The Star Late Edition

New hope for women who are infertile

Eggs are grown from skin cells

- LONDON

BABY animals are being created without eggs from a female. The eggs are grown from skin cells, fertilised in a laboratory and implanted in the mother.

The fertility breakthrou­gh gives hope that the method could be used in humans to help infertile women have babies, but it also raises the prospect of babies being created using genes from two men, although such an embryo would still need to develop in a womb.

Japanese scientists developed the method using mice. Tissue cells from the tip of a mouse’s tail were reprogramm­ed as stem cells and turned into eggs, which were fertilised and implanted in female mice. They gave birth to 11 healthy pups, the scientists reveal in the journal Nature.

It is the first time stem cells have been used to create mature eggs outside a mouse’s body. If the process can be made to work for humans, it could offer hope to women who are infertile, for instance as a result of cancer treatment.

But Jacob Hanna, a stem cell biologist at the Weizmann Institute of Science in Rehovot in Israel, said the approach could also one day mean eggs are produced from a man’s skin cells – doing away with the need for a woman’s egg cells.

Hanna said such a method, giving a baby two biological fathers but no biological mother was “legitimate to explore when the right time comes”, Nature.com reported.

Such a prospect was years away, however, experts admit.

The researcher­s, led by Professor Katsuhiko Hayashi at Kyushu University, used cells from the tips of mouse tails to create pluripoten­t stem cells, which have the ability to transform into different tissues.

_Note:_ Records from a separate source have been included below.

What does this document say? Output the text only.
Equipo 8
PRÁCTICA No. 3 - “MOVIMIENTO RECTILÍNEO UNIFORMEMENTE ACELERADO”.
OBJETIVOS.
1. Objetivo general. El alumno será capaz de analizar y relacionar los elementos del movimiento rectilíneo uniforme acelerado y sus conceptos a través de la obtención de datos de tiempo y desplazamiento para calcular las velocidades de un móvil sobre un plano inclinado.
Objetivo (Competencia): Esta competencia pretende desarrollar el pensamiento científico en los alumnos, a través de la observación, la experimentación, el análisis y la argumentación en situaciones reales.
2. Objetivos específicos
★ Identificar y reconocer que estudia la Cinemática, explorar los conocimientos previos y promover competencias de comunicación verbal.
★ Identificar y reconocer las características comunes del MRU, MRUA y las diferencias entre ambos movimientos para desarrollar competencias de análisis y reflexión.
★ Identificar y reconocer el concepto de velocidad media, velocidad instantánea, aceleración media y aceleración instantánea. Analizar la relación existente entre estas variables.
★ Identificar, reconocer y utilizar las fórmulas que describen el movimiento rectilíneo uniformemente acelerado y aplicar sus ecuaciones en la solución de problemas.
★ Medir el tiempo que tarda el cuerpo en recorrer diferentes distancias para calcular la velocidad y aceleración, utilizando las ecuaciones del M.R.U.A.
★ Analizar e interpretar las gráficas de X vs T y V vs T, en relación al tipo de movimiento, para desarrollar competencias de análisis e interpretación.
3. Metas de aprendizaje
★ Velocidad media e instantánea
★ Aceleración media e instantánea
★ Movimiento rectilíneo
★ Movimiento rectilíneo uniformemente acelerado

The stem cells were treated with a specific cocktail of chemicals and biological signals, including mingling them with gonadal somatic cells, taken from mouse embryos, which aid egg developmen­t. The r e s e a r c h e r s say although the somatic cells had to be taken from an embryo, they expect these, too, might be developed from skin cells. Once this is done, there would be no need for any embryonic tissue.

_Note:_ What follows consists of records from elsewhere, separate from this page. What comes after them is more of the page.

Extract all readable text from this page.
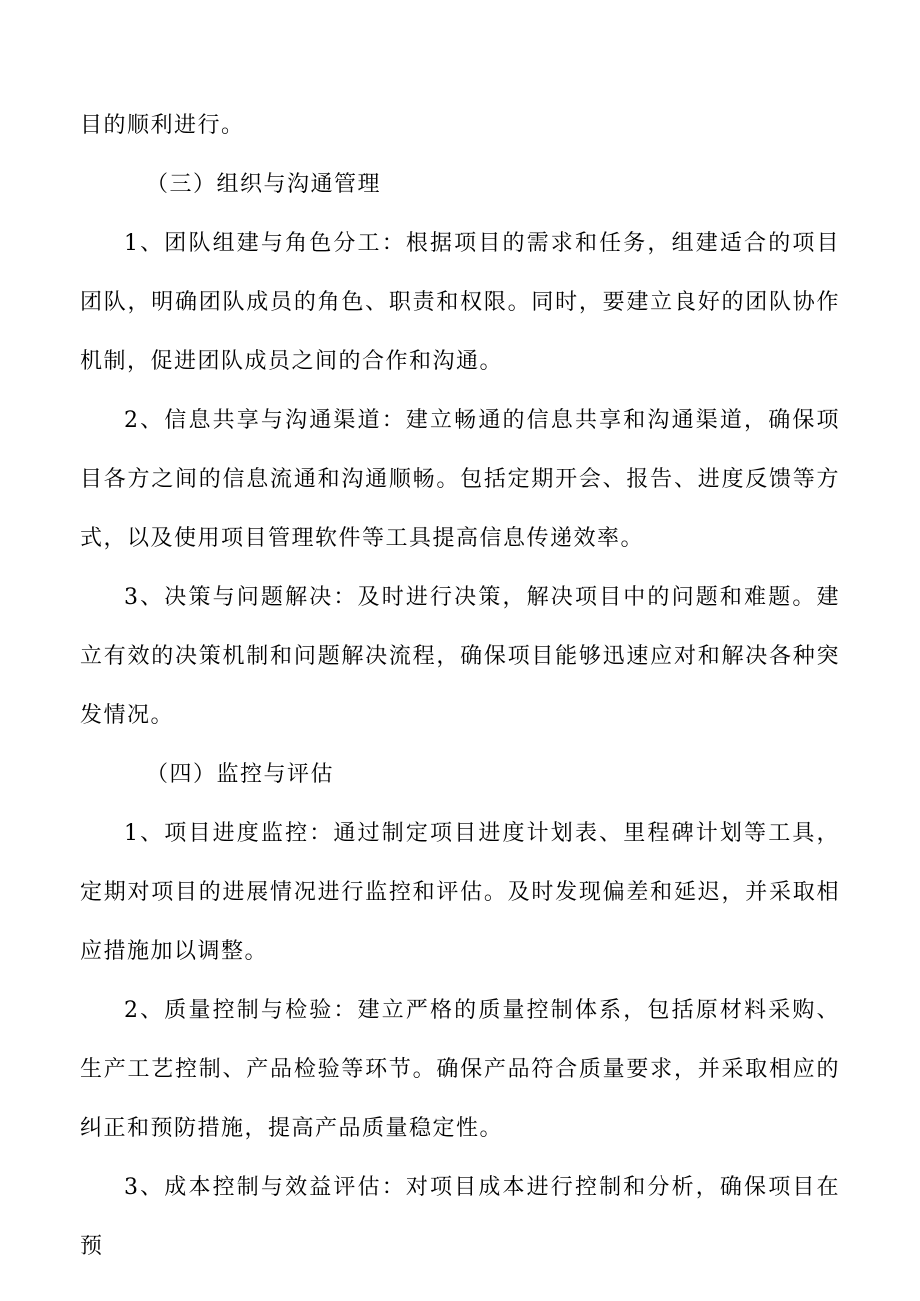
目的顺利进行。

（三）组织与沟通管理

1、团队组建与角色分工：根据项目的需求和任务，组建适合的项目团队，明确团队成员的角色、职责和权限。同时，要建立良好的团队协作机制，促进团队成员之间的合作和沟通。

2、信息共享与沟通渠道：建立畅通的信息共享和沟通渠道，确保项目各方之间的信息流通和沟通顺畅。包括定期开会、报告、进度反馈等方式，以及使用项目管理软件等工具提高信息传递效率。

3、决策与问题解决：及时进行决策，解决项目中的问题和难题。建立有效的决策机制和问题解决流程，确保项目能够迅速应对和解决各种突发情况。

（四）监控与评估

1、项目进度监控：通过制定项目进度计划表、里程碑计划等工具，定期对项目的进展情况进行监控和评估。及时发现偏差和延迟，并采取相应措施加以调整。

2、质量控制与检验：建立严格的质量控制体系，包括原材料采购、生产工艺控制、产品检验等环节。确保产品符合质量要求，并采取相应的纠正和预防措施，提高产品质量稳定性。

3、成本控制与效益评估：对项目成本进行控制和分析，确保项目在预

Although only 11 of 316 embryos created in the lab resulted in live births, British scientists working in the same field praised the achievemen­t.

Martin Johnson, professor of reproducti­ve sciences at Cambridge University, said the research was remarkable, while Professor Richard Anderson, of the University of Edinburgh, said: “This is the first report of anyone being able to develop fully mature and fertilisab­le eggs in a laboratory setting right through from the earliest stages of oocyte (egg) developmen­t.”